There are a total of four common RAID configurations. These are:
RAID 0 - Striping
+ Writing and reading speed and storage capacity will increase proportionally to the number of drives, because both all drives are being utilized at once.
- Data safety is halved approximately multiplied by the number of drives. Each new drive creates a new point of failure.
RAID 1 - Mirroring
+ Data safety is doubled for every new redundancy layer (HDD pair). More accurately, for every mirrored drive, the data loss chance is very nearly halved. Assuming an instant crash, the data is backed up. However, there is no protection against logical errors in the filesystem.
+ Read speed is nearly doubled, though write speed is nearly halved.
- Halved storage capacity due to redundancy.
- Must have even number of drives.
RAID 10 - Striping and Mirroring
+ Speed boost and redundancy. Failure chance is about half the chance of a single drive failure. Speed increase is more pronounced in reads than writes.
- Data storage is halved.
- Must have even number of drives, and a minimum of 4.
RAID 5 - Striping and Parity
+ You only lose one drive worth of storage.
- You have a minimum of 3 drives necessary. Redundancy covers one drive failure only.
There are also levels 01, 3, 4, 6, 50... These are mostly upgraded basic levels or (re)combinations thereof.
So, let's assume 4 2 TB drives are present in the system.
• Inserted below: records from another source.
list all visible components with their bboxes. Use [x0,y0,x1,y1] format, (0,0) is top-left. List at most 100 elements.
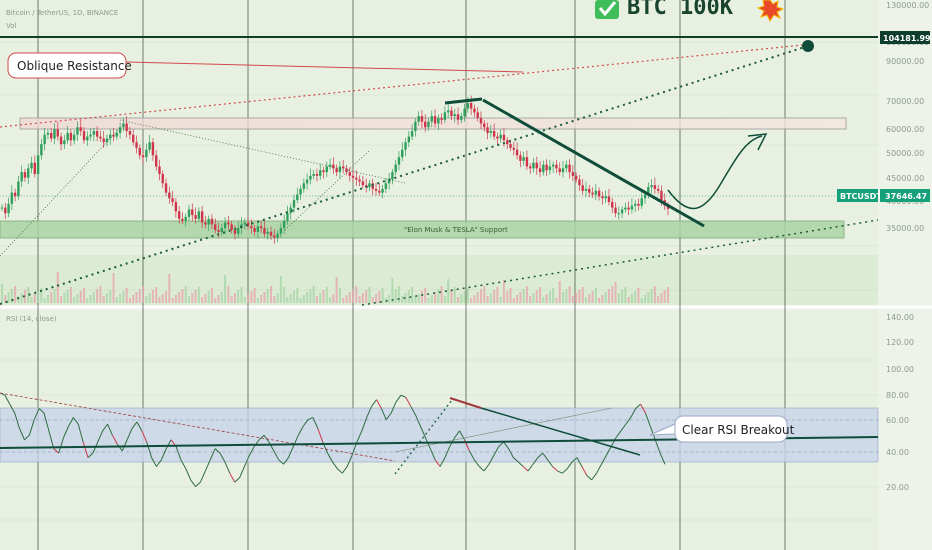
volume-bar [184,286,187,303]
candle-body [387,179,391,184]
volume-bar [178,292,181,303]
candle-body [132,134,135,143]
rsi-segment [302,419,309,427]
rsi-segment [136,421,143,432]
rsi-segment [547,459,553,467]
candle-body [463,108,466,117]
candle-body [535,162,538,169]
candle-body [322,170,325,173]
volume-bar [558,281,561,303]
candle-body [282,220,286,229]
volume-bar [283,287,286,303]
rsi-tick-label: 100.00 [886,365,914,374]
rsi-segment [297,426,304,436]
volume-bar [230,296,233,303]
volume-bar [397,286,400,303]
symbol-tag-badge [837,189,878,202]
rsi-segment [121,439,128,452]
rsi-segment [498,441,504,447]
volume-bar [463,291,466,303]
rsi-segment [19,428,25,440]
rsi-segment [478,466,485,472]
rsi-segment [405,397,412,407]
candle-body [351,175,355,178]
oblique-resistance-line [0,43,813,128]
rsi-segment [517,461,524,467]
volume-bar [315,296,318,303]
candle-body [13,192,17,197]
candle-body [424,121,427,128]
volume-bar [256,298,259,303]
volume-bar [181,289,184,303]
volume-bar [210,288,213,303]
volume-bar [443,296,446,303]
candle-body [217,230,220,232]
volume-bar [496,287,499,303]
rsi-segment [116,443,123,452]
candle-body [633,203,637,206]
price-tick-label: 70000.00 [886,97,924,106]
volume-bar [450,290,453,303]
rsi-tick-label: 140.00 [886,313,914,322]
rsi-segment [356,430,363,443]
volume-bar [220,292,223,303]
volume-bar [434,292,437,303]
rsi-tick-label: 60.00 [886,416,909,425]
rsi-segment [131,421,138,429]
candle-body [299,188,302,195]
volume-bar [237,290,240,303]
volume-bar [122,291,125,303]
rsi-segment [571,457,578,463]
candle-body [640,198,643,206]
candle-body [115,132,119,137]
volume-bar [227,286,230,303]
candle-body [653,185,657,189]
volume-bar [650,289,653,303]
volume-bar [371,297,374,303]
candle-body [394,164,397,173]
candle-body [443,112,447,120]
candle-body [647,187,650,195]
symbol-tag-text: BTCUSDT [840,192,882,201]
rsi-segment [195,481,201,487]
candle-body [509,144,512,148]
candle-body [643,194,647,199]
rsi-segment [327,452,333,463]
volume-bar [325,287,328,303]
volume-bar [105,293,108,303]
volume-bar [204,294,207,303]
candle-body [525,157,529,167]
candle-body [574,175,578,180]
volume-bar [401,296,404,303]
rsi-rising-dotted [394,399,453,475]
candle-body [33,162,37,174]
rsi-segment [317,428,324,443]
candle-body [558,168,561,173]
rsi-faint-rising [394,407,613,453]
candle-body [210,218,214,225]
rsi-breakout-pointer [649,423,676,436]
volume-bar [207,291,210,303]
volume-bar [306,292,309,303]
candle-body [502,134,506,141]
candle-body [378,190,381,193]
candle-body [604,196,607,199]
volume-bar [109,290,112,303]
candle-body [407,136,411,143]
volume-bar [319,293,322,303]
candle-body [433,116,437,124]
volume-bar [273,296,276,303]
candle-body [158,166,161,174]
volume-bar [388,295,391,303]
target-marker-dot [802,40,814,52]
candle-body [591,192,594,195]
candle-body [279,228,283,234]
candle-body [620,209,624,214]
volume-bar [539,287,542,303]
rsi-segment [102,423,108,432]
rsi-segment [53,448,60,454]
candle-body [230,224,233,230]
candle-body [384,183,388,189]
volume-bar [627,297,630,303]
volume-bar [260,295,263,303]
You'd have:
RAID 0: 8 TB max - Highest Performance (minimum 2 drives)
RAID 1: 4 TB max - Lowest Performance (Minimum 2 drives, must be even drive quantity)
RAID 10: 4 TB max - Highest Performance with redundancy (Minimum 4 drives, must be even #)
RAID 5: 6 TB max - Lowest cost to redundancy (minimum 3 drives)
Just remember, RAID is a bandage and only helps you if you have an instant failure. Degradation isn't accounted for with any of these RAID level, so that slowly failing drive can still bork your system.